When termites go to war, the oldest soldiers fight on the front lines, being closer to death anyway, a study revealed on Wednesday.
In life-or-death battles with ants that invade their nests and eat their friends, termite fighters have adopted a military strategy very unlike that of humans, researchers wrote in the Royal Society Journal Biology Letters.
In lab experiments, “old soldiers went to the front line and blocked the nest opening against approaching predatory ants more often than young soldiers,” the Japan-based team reported.
“These results demonstrate that termite soldiers have age-based task allocation, by which ageing predisposes soldiers to switch to more dangerous tasks,” they added.
Old female soldiers were even more likely than males to become cannon fodder, the study reported.
“We also found that young soldiers were more biased toward choosing central nest defence as royal guards” — a much less risky deployment than defending the nest entrance.
Such an ageist system boosts the life expectancy of soldiers by keeping them safe when they are younger, so “allowing them to promote their lifetime contribution to colony reproductive success,” the researchers said.

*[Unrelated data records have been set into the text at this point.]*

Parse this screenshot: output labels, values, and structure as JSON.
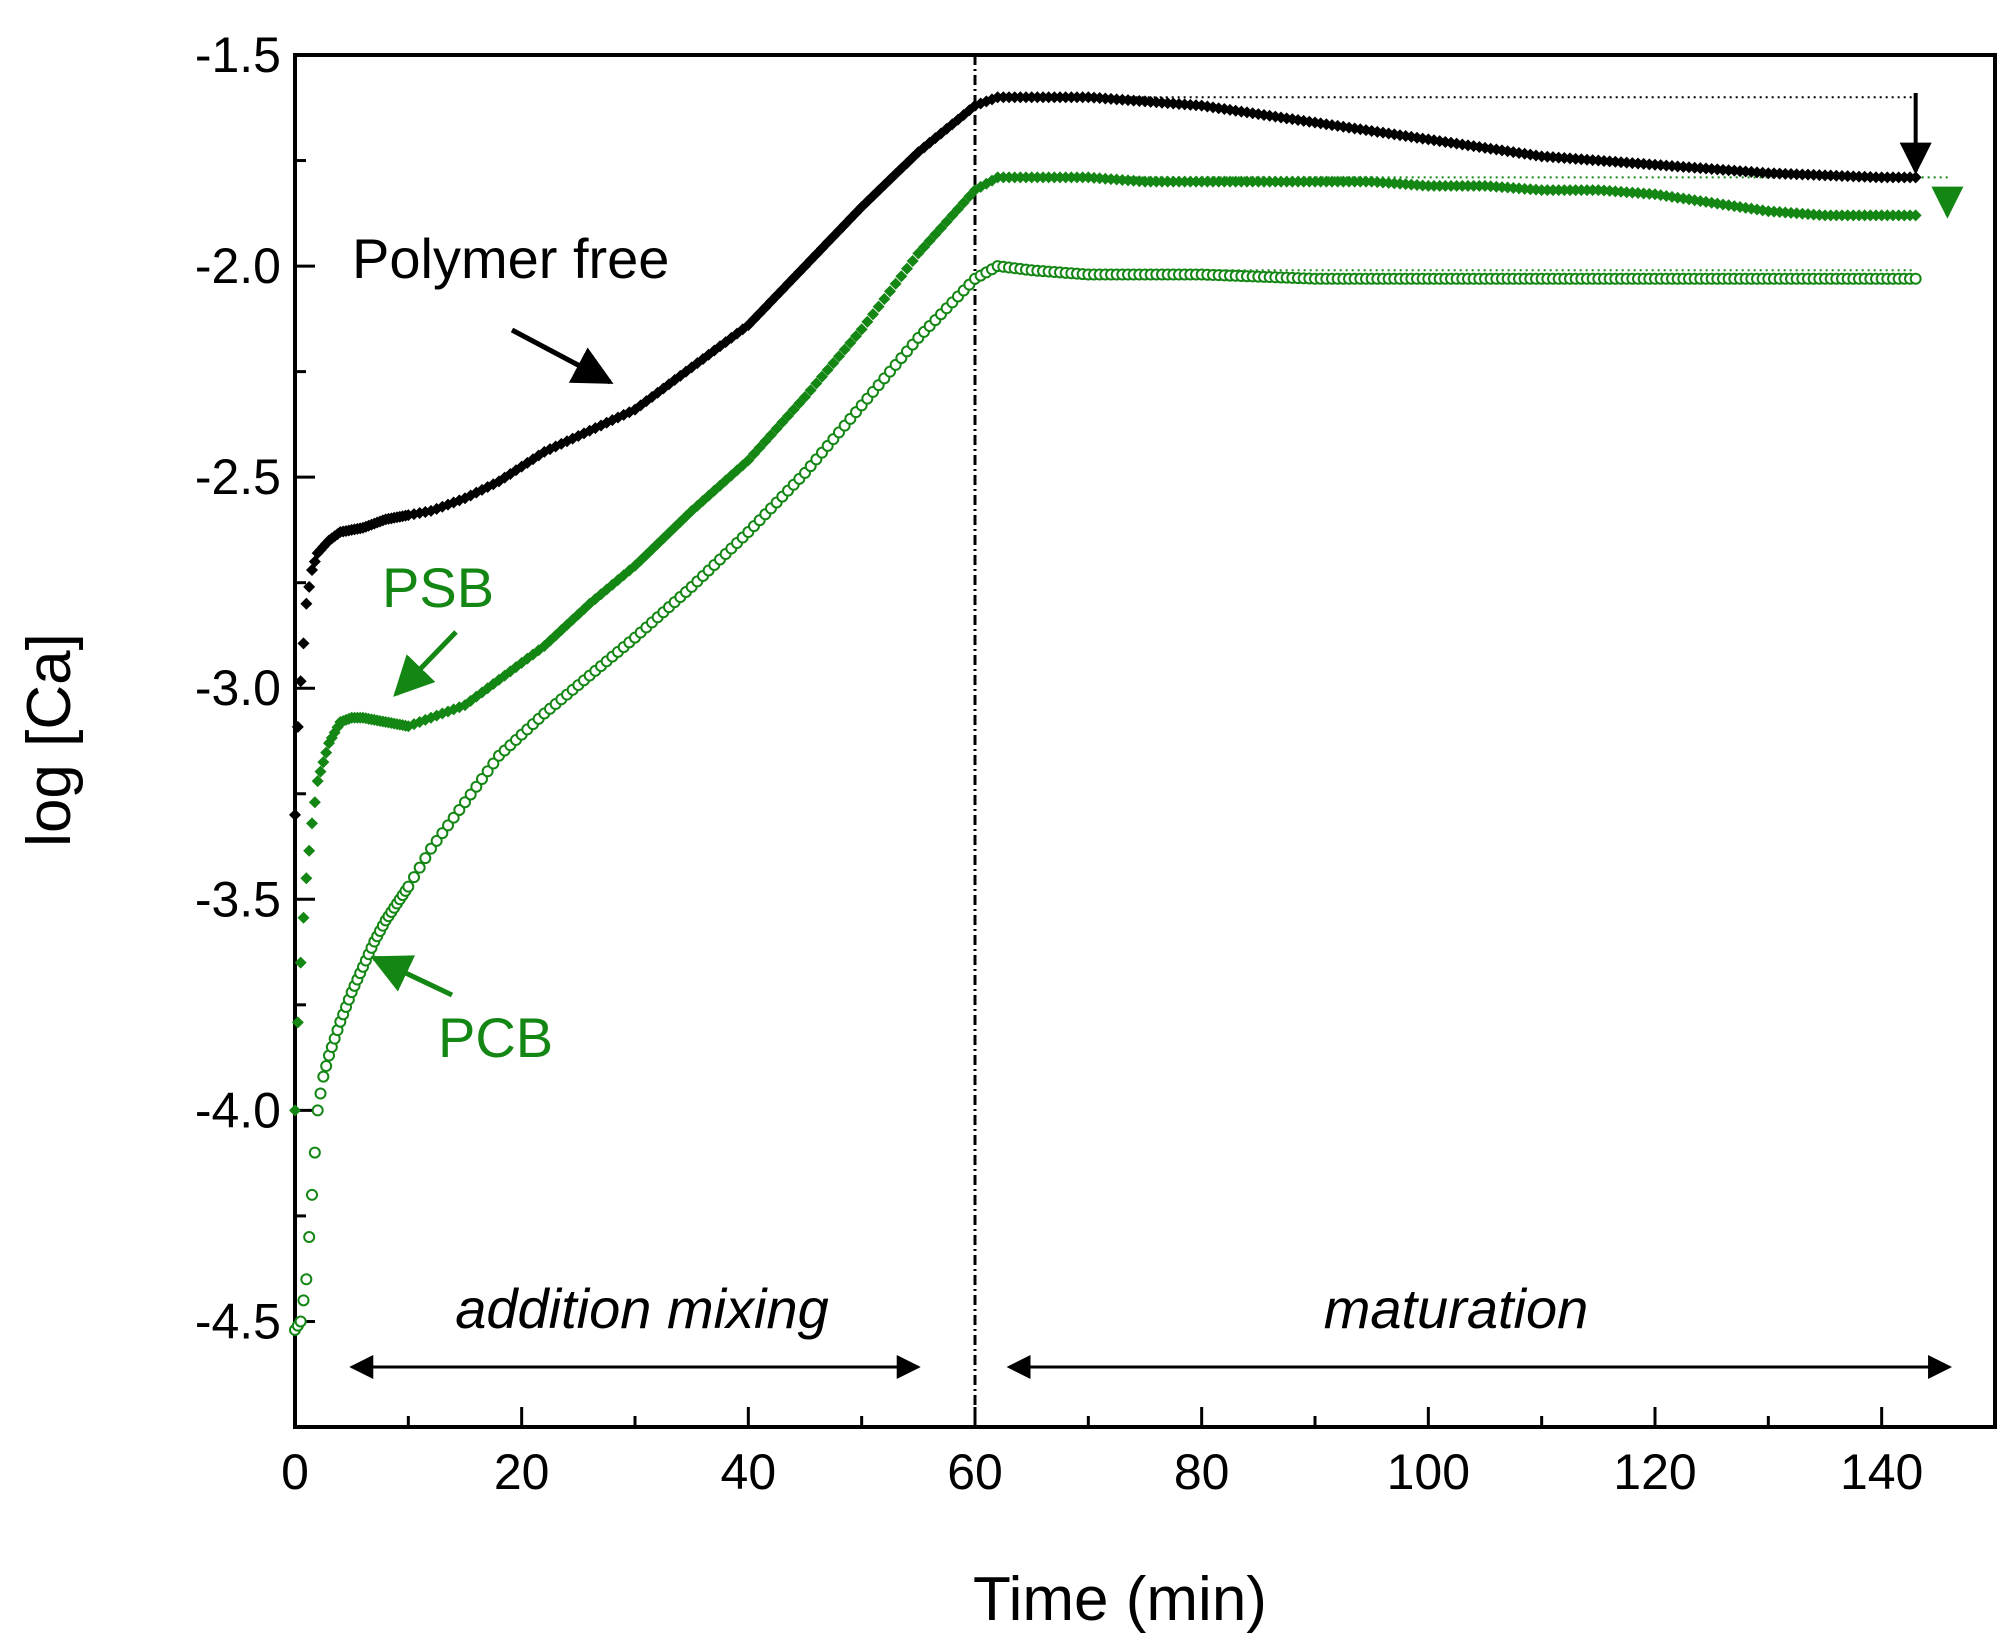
{
  "chart_data": {
    "type": "scatter",
    "xlabel": "Time (min)",
    "ylabel": "log [Ca]",
    "xlim": [
      0,
      150
    ],
    "ylim": [
      -4.75,
      -1.5
    ],
    "xticks": [
      0,
      20,
      40,
      60,
      80,
      100,
      120,
      140
    ],
    "xtick_labels": [
      "0",
      "20",
      "40",
      "60",
      "80",
      "100",
      "120",
      "140"
    ],
    "yticks": [
      -1.5,
      -2.0,
      -2.5,
      -3.0,
      -3.5,
      -4.0,
      -4.5
    ],
    "ytick_labels": [
      "-1.5",
      "-2.0",
      "-2.5",
      "-3.0",
      "-3.5",
      "-4.0",
      "-4.5"
    ],
    "grid": false,
    "colors": {
      "black": "#000000",
      "green": "#138613"
    },
    "series": [
      {
        "name": "Polymer free",
        "color": "#000000",
        "marker": "filled-diamond",
        "x": [
          0,
          0.3,
          0.6,
          1,
          1.5,
          2,
          3,
          4,
          6,
          8,
          10,
          12,
          15,
          18,
          22,
          26,
          30,
          35,
          40,
          45,
          50,
          55,
          60,
          62,
          65,
          70,
          75,
          80,
          85,
          90,
          95,
          100,
          105,
          110,
          115,
          120,
          125,
          130,
          135,
          140,
          143
        ],
        "y": [
          -3.3,
          -3.05,
          -2.95,
          -2.8,
          -2.72,
          -2.68,
          -2.65,
          -2.63,
          -2.62,
          -2.6,
          -2.59,
          -2.58,
          -2.55,
          -2.51,
          -2.44,
          -2.39,
          -2.34,
          -2.24,
          -2.14,
          -2.0,
          -1.86,
          -1.73,
          -1.62,
          -1.6,
          -1.6,
          -1.6,
          -1.61,
          -1.62,
          -1.64,
          -1.66,
          -1.68,
          -1.7,
          -1.72,
          -1.74,
          -1.75,
          -1.76,
          -1.77,
          -1.78,
          -1.785,
          -1.79,
          -1.79
        ]
      },
      {
        "name": "PSB",
        "color": "#138613",
        "marker": "filled-diamond",
        "x": [
          0,
          0.3,
          0.6,
          1,
          1.5,
          2,
          3,
          4,
          5,
          6,
          8,
          10,
          12,
          15,
          18,
          22,
          26,
          30,
          35,
          40,
          45,
          50,
          55,
          60,
          62,
          65,
          70,
          75,
          80,
          85,
          90,
          95,
          100,
          105,
          110,
          115,
          120,
          125,
          130,
          135,
          140,
          143
        ],
        "y": [
          -4.0,
          -3.75,
          -3.6,
          -3.45,
          -3.32,
          -3.22,
          -3.13,
          -3.08,
          -3.07,
          -3.07,
          -3.08,
          -3.09,
          -3.07,
          -3.04,
          -2.98,
          -2.9,
          -2.8,
          -2.71,
          -2.58,
          -2.46,
          -2.31,
          -2.15,
          -1.97,
          -1.82,
          -1.79,
          -1.79,
          -1.79,
          -1.8,
          -1.8,
          -1.8,
          -1.8,
          -1.8,
          -1.81,
          -1.81,
          -1.82,
          -1.82,
          -1.83,
          -1.85,
          -1.87,
          -1.88,
          -1.88,
          -1.88
        ]
      },
      {
        "name": "PCB",
        "color": "#138613",
        "marker": "open-circle",
        "x": [
          0,
          0.5,
          1,
          1.5,
          2,
          2.5,
          3,
          4,
          5,
          6,
          7,
          8,
          10,
          12,
          15,
          18,
          22,
          26,
          30,
          35,
          40,
          45,
          50,
          55,
          60,
          62,
          65,
          70,
          80,
          90,
          100,
          110,
          120,
          130,
          140,
          143
        ],
        "y": [
          -4.52,
          -4.5,
          -4.4,
          -4.2,
          -4.0,
          -3.92,
          -3.87,
          -3.79,
          -3.72,
          -3.66,
          -3.6,
          -3.55,
          -3.47,
          -3.38,
          -3.27,
          -3.16,
          -3.06,
          -2.97,
          -2.88,
          -2.76,
          -2.63,
          -2.49,
          -2.33,
          -2.17,
          -2.03,
          -2.0,
          -2.01,
          -2.02,
          -2.02,
          -2.03,
          -2.03,
          -2.03,
          -2.03,
          -2.03,
          -2.03,
          -2.03
        ]
      }
    ],
    "annotations": [
      {
        "text": "Polymer free",
        "color": "#000000"
      },
      {
        "text": "PSB",
        "color": "#138613"
      },
      {
        "text": "PCB",
        "color": "#138613"
      },
      {
        "text": "addition mixing",
        "style": "italic"
      },
      {
        "text": "maturation",
        "style": "italic"
      }
    ],
    "reference_lines": [
      {
        "type": "vertical",
        "x": 60,
        "style": "dash-dot"
      },
      {
        "type": "horizontal",
        "y": -1.6,
        "from_x": 62,
        "to_x": 143,
        "color": "#000000",
        "style": "dotted"
      },
      {
        "type": "horizontal",
        "y": -1.79,
        "from_x": 62,
        "to_x": 146,
        "color": "#138613",
        "style": "dotted"
      },
      {
        "type": "horizontal",
        "y": -2.01,
        "from_x": 62,
        "to_x": 143,
        "color": "#138613",
        "style": "dotted"
      }
    ],
    "phase_ranges": [
      {
        "label_index": 3,
        "from_x": 5,
        "to_x": 55
      },
      {
        "label_index": 4,
        "from_x": 63,
        "to_x": 146
      }
    ]
  }
}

Termite soldiers, both male and female, are sterile.
They come equipped with huge jaws as weapons, and form one of several specialised termite classes that also include infant-minders, nest-builders and groomers, as well as breeding “kings” and “queens”.
Old soldiers were no more, or less, effective at nest defence than young ones, said the team, suggesting it was not experience that got them promoted to the front.